File Formats
All data is stored in binary format. The format is derived from the magnetic tape on which the data was originally recorded. All records in a file have the same fixed length without control sequence. The storage unit is 8 bits per byte except for ETL2-5 whose storage unit is 6 bits per byte. Bit order is the big endian. There are 7 different formats with several character codecs depending on the dataset.
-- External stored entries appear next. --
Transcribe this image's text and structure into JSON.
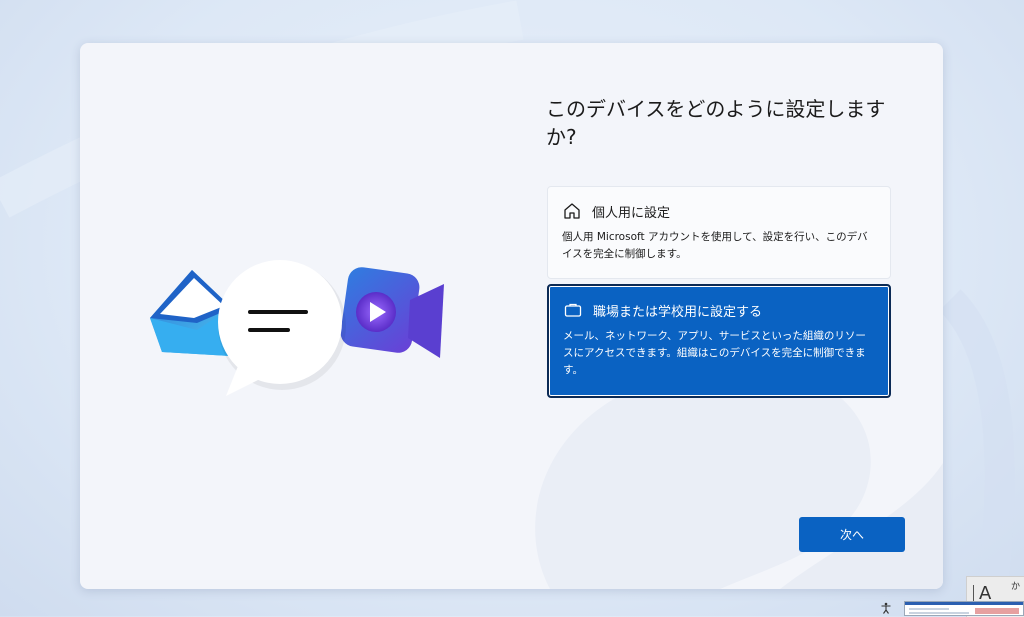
{
  "colors": {
    "accent": "#0a62c2",
    "card_background": "#f3f5fa",
    "page_background": "#dde8f6",
    "selected_border": "#0b2a55"
  },
  "page": {
    "title": "このデバイスをどのように設定しますか?"
  },
  "options": [
    {
      "icon": "home-icon",
      "title": "個人用に設定",
      "description": "個人用 Microsoft アカウントを使用して、設定を行い、このデバイスを完全に制御します。",
      "selected": false
    },
    {
      "icon": "briefcase-icon",
      "title": "職場または学校用に設定する",
      "description": "メール、ネットワーク、アプリ、サービスといった組織のリソースにアクセスできます。組織はこのデバイスを完全に制御できます。",
      "selected": true
    }
  ],
  "buttons": {
    "next_label": "次へ"
  },
  "ime": {
    "mode": "A",
    "kana": "か"
  },
  "illustration": {
    "icons": [
      "mail-icon",
      "chat-bubble-icon",
      "video-call-icon"
    ]
  }
}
- M-type (ETL1, ETL6, ETL7), codecs: JIS X 0201, extended EBCDIC
- K-type (ETL2), codecs: CO-59, T56
- C-type (ETL3, ETL4, ETL5), codecs: JIS X 0201, extended EBCDIC, T56
- B-type (ETL8B), codecs: JIS X 0208
- G-type (ETL8G), codecs: JIS X 0208
- B-type (ETL9B), codecs: JIS X 0208
- G-type (ETL9G), codecs: JIS X 0208
Sample Script
For the convenience of browsing contents, a sample Python script for unpacking is provided.
Download this file (unpack.zip)
and extract two files (unpack.py
, euc_co59.dat
) in the same folder. Install the necessary dependencies, and run the script by:
python3 unpack.py ETL1/ETL1C_01
for example for the file ETL1/ETL1C_01
.
This script includes functions for extracting images and metadata with character code conversion. By the command shown above, it should produce several sets of 50-by-40 tiled images (ETL1/ETL1C_01_??.png
), character arrays corresponding to the images (ETL1/ETL1C_01_??.txt
), and a CSV file of the metadata (ETL1/ETL1C_01.csv
) in the same folder as the specified file (ETL1/ETL1C_01
). The field names are kept as the original description of the formats. This script is written in and tested with Python 3.7.
There is a user project called etlcdb-image-extractor.